Xanadu a réussi à placer 219 qubits à base de photons dans le QPU Borealis - bien que la nature programmable des portes signifie que ce nombre n'est pas fixe, et le nombre moyen de photons actifs était de 129. C'est toujours plus que l'actuel QPU Eagle d'IBM, qui comporte 127 qubits, mais la feuille de route de la société prévoit d'introduire son QPU Osprey, qui contient jusqu'à 433 qubits transmon supraconducteurs d'IBM, plus tard cette année. Les performances quantiques de Borealis sont également dues au fait que les chercheurs ont conçu leur système avec une programmabilité dynamique sur toutes les portes quantiques mises en œuvre.
Ce circuit de base permet d'effectuer des opérations quantiques en utilisant un nombre variable de qubits. L'aspect programmable des portes quantiques de Borealis débloque ainsi une architecture de type FPGA que l'on peut reconfigurer en fonction de la tâche à accomplir. Les chercheurs se sont en outre assurés que les solutions calculées pour la tâche GBS étaient correctes, ce qui devrait trancher le débat sur l'existence ou non d'un avantage quantique. Xanadu doit maintenant continuer à développer sa solution, en présentant des résultats très prometteurs. À terme, elle devra également convertir Borealis en une solution commercialisable.
Toutefois, les chercheurs peuvent déjà faire tourner le QPU dans le cloud de Xanadu et sur Amazon Braket. « C'est ce que nous trouvons vraiment génial dans ce projet. Beaucoup de ces percées sont ce dont nous avons besoin pour arriver à un ordinateur quantique qui soit utile aux clients », a déclaré Christian Weedbrook, fondateur et directeur général de Xanadu. Selon les analystes, les résultats sont de bon augure non seulement pour l'avenir de la photonique, mais aussi pour l'informatique quantique basée sur la photonique. Elle devrait être l'une des technologies à examiner jusqu'à l'explosion prévue des capacités de l'informatique quantique.

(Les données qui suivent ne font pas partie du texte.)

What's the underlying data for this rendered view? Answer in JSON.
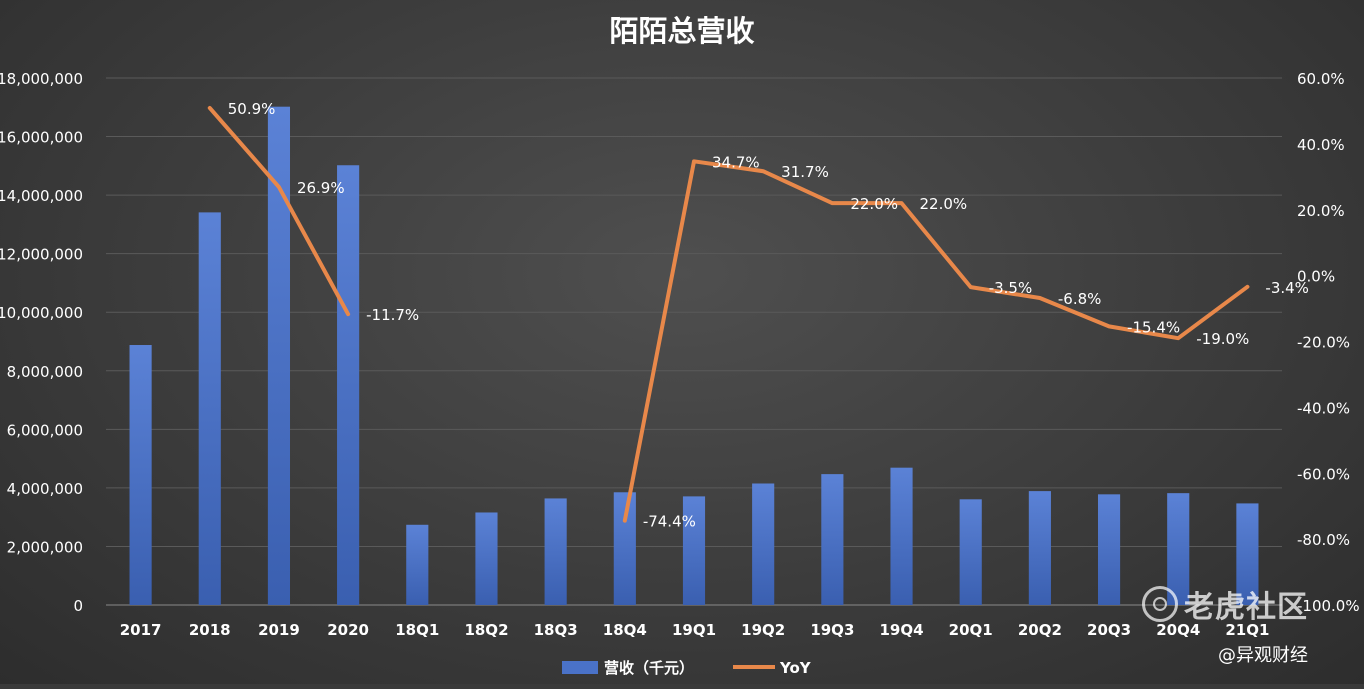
{
  "chart_data": {
    "type": "bar",
    "title": "陌陌总营收",
    "categories": [
      "2017",
      "2018",
      "2019",
      "2020",
      "18Q1",
      "18Q2",
      "18Q3",
      "18Q4",
      "19Q1",
      "19Q2",
      "19Q3",
      "19Q4",
      "20Q1",
      "20Q2",
      "20Q3",
      "20Q4",
      "21Q1"
    ],
    "series": [
      {
        "name": "营收（千元）",
        "type": "bar",
        "axis": "left",
        "color": "#4a72c8",
        "values": [
          8880000,
          13410000,
          17020000,
          15020000,
          2740000,
          3160000,
          3640000,
          3850000,
          3710000,
          4150000,
          4470000,
          4690000,
          3610000,
          3890000,
          3780000,
          3820000,
          3470000
        ]
      },
      {
        "name": "YoY",
        "type": "line",
        "axis": "right",
        "color": "#e8884a",
        "values": [
          null,
          50.9,
          26.9,
          -11.7,
          null,
          null,
          null,
          -74.4,
          34.7,
          31.7,
          22.0,
          22.0,
          -3.5,
          -6.8,
          -15.4,
          -19.0,
          -3.4
        ],
        "labels": [
          "",
          "50.9%",
          "26.9%",
          "-11.7%",
          "",
          "",
          "",
          "-74.4%",
          "34.7%",
          "31.7%",
          "22.0%",
          "22.0%",
          "-3.5%",
          "-6.8%",
          "-15.4%",
          "-19.0%",
          "-3.4%"
        ]
      }
    ],
    "y_left": {
      "min": 0,
      "max": 18000000,
      "step": 2000000,
      "tick_labels": [
        "0",
        "2,000,000",
        "4,000,000",
        "6,000,000",
        "8,000,000",
        "10,000,000",
        "12,000,000",
        "14,000,000",
        "16,000,000",
        "18,000,000"
      ]
    },
    "y_right": {
      "min": -100,
      "max": 60,
      "step": 20,
      "tick_labels": [
        "-100.0%",
        "-80.0%",
        "-60.0%",
        "-40.0%",
        "-20.0%",
        "0.0%",
        "20.0%",
        "40.0%",
        "60.0%"
      ]
    },
    "grid": true,
    "legend": "bottom-center"
  },
  "watermark": {
    "text": "老虎社区",
    "icon": "tiger-community-logo-icon"
  },
  "source": "@异观财经"
}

Cette dernière étant attendue d'ici 2030. En ce qui concerne les autres développements récents en informatique quantique, des chercheurs de l'université du Pays de Galles du Sud (UNSW) ont fait un grand pas en avant en janvier dernier pour prouver que l'informatique quantique presque sans erreur est possible. Ils ont fourni un dispositif qui a entrepris des opérations sans erreur à 99 %. Entre-temps, le mois de novembre 2021 a vu deux percées majeures en matière d'informatique quantique.
Tout d'abord, le Consortium américain de développement économique quantique a révélé les résultats d'expériences d'étalonnage qui ont démontré comment une méthode avancée de suppression des erreurs a augmenté la probabilité de succès des algorithmes d'informatique quantique sur du matériel réel d'un pourcentage sans précédent de 2 500 %.
Ensuite, des ingénieurs de l'université de Stanford ont fait la démonstration d'une nouvelle conception, plus simple, mais plus avancée, d'un ordinateur quantique qui pourrait aider les versions pratiques de la machine à devenir enfin une réalité. Dans ce nouveau modèle, un seul atome s'enchevêtre avec une série de photons, ce qui lui permet de traiter et de stocker davantage d'informations, ainsi que de fonctionner à température ambiante.